- Born: Tuku'aho 14 November 1991 (age 34) Royal Palace, Nukuʻalofa, Tonga

Names
- Salote Maumautaimi Haim Hadessah Ber Yardena ‘Alanuanua Tuku’aho
- House: Tupou
- Father: Prince Fatafehi 'Alaivahamama'o Tuku'aho
- Mother: Alaileula Tuku'aho
- Religion: Methodism

= Salote Maumautaimi Tuku'aho =

Salote Maumautaimi Tuku'aho (14 November 1991) is a member of the Tongan Royal Family.

== Early life ==
Salote is the second child and only daughter of Prince Fatafehi 'Alaivahamama'o Tuku'aho and Alaileula Tuku'aho.

== Official titles ==
Salote Maumautaimi Tuku'aho is a legitimate daughter of royalty for both the nations of Tonga and Samoa. While her father the late Prince Fatafehi Alaivahamama'o was stripped of his 'Princely' title for marrying a commoner, many in Tonga and particularly those from the Tatakamotonga, Fua'amotu, Navutoka regions have continued to refer to Salote as the region's princess due to her high rank and direct descent from the King.
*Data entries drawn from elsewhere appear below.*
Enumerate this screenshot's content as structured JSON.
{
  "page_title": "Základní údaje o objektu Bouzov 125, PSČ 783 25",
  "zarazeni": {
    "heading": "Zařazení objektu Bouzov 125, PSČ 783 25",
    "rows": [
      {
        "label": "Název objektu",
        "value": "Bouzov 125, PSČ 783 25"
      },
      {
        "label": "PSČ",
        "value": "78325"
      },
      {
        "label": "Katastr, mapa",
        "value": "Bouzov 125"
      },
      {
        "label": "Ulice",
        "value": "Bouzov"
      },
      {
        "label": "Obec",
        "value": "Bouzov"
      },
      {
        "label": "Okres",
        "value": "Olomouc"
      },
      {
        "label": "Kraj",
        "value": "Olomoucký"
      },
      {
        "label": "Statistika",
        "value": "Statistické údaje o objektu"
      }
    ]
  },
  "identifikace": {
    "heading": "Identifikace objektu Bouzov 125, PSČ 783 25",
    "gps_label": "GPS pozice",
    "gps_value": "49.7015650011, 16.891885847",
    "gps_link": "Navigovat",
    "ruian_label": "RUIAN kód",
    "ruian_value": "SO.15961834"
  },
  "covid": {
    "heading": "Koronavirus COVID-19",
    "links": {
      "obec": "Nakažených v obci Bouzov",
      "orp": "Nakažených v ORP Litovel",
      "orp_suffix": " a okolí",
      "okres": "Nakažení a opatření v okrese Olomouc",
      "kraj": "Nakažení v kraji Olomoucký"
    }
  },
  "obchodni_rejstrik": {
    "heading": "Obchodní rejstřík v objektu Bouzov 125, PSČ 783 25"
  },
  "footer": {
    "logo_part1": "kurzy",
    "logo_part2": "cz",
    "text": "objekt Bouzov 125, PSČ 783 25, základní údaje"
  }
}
Her official known titles are 'Eiki Salote Maumautaimi Tuku'aho, the Honourable Salote Maumautaimi Tuku'aho or Princess Salote Maumautaimi Tuku'aho.

== Duties ==
Salote represents his Majesty King Tupou VI in an official capacity for both state and family functions.
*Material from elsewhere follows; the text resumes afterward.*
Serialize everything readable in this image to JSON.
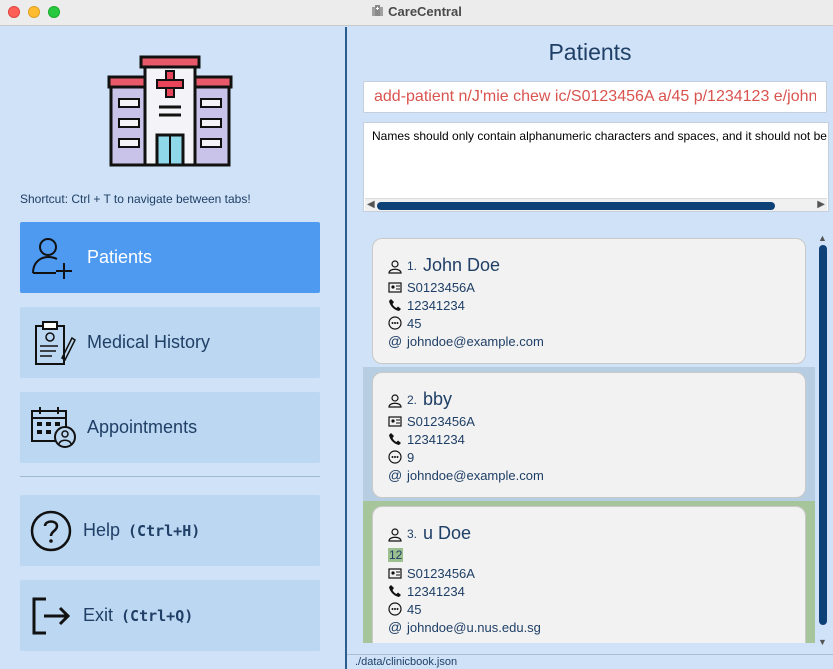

In 2007 Salote, led massed schoolgirls in traditional songs and dances at a ceremony at a waterfront park in Nuku'alofa to open the Pacific Islands Forum meeting, involving leaders from 16 member countries. She was present Her uncle, King George Tupou V, who was chief guest of honour at the time.

In 2015 she was the guest of honour for the introduction of a new water supply in Fua'amotu which was gifted by the Japanese government.

In 2017 she accompanied her older brother Prince Tungi in his presentation to the royal palace for the late Queen Mother's funeral.

In July 2022 it was announced that she was engaged to Faka’osifono Valevale, son of Lord Nuku.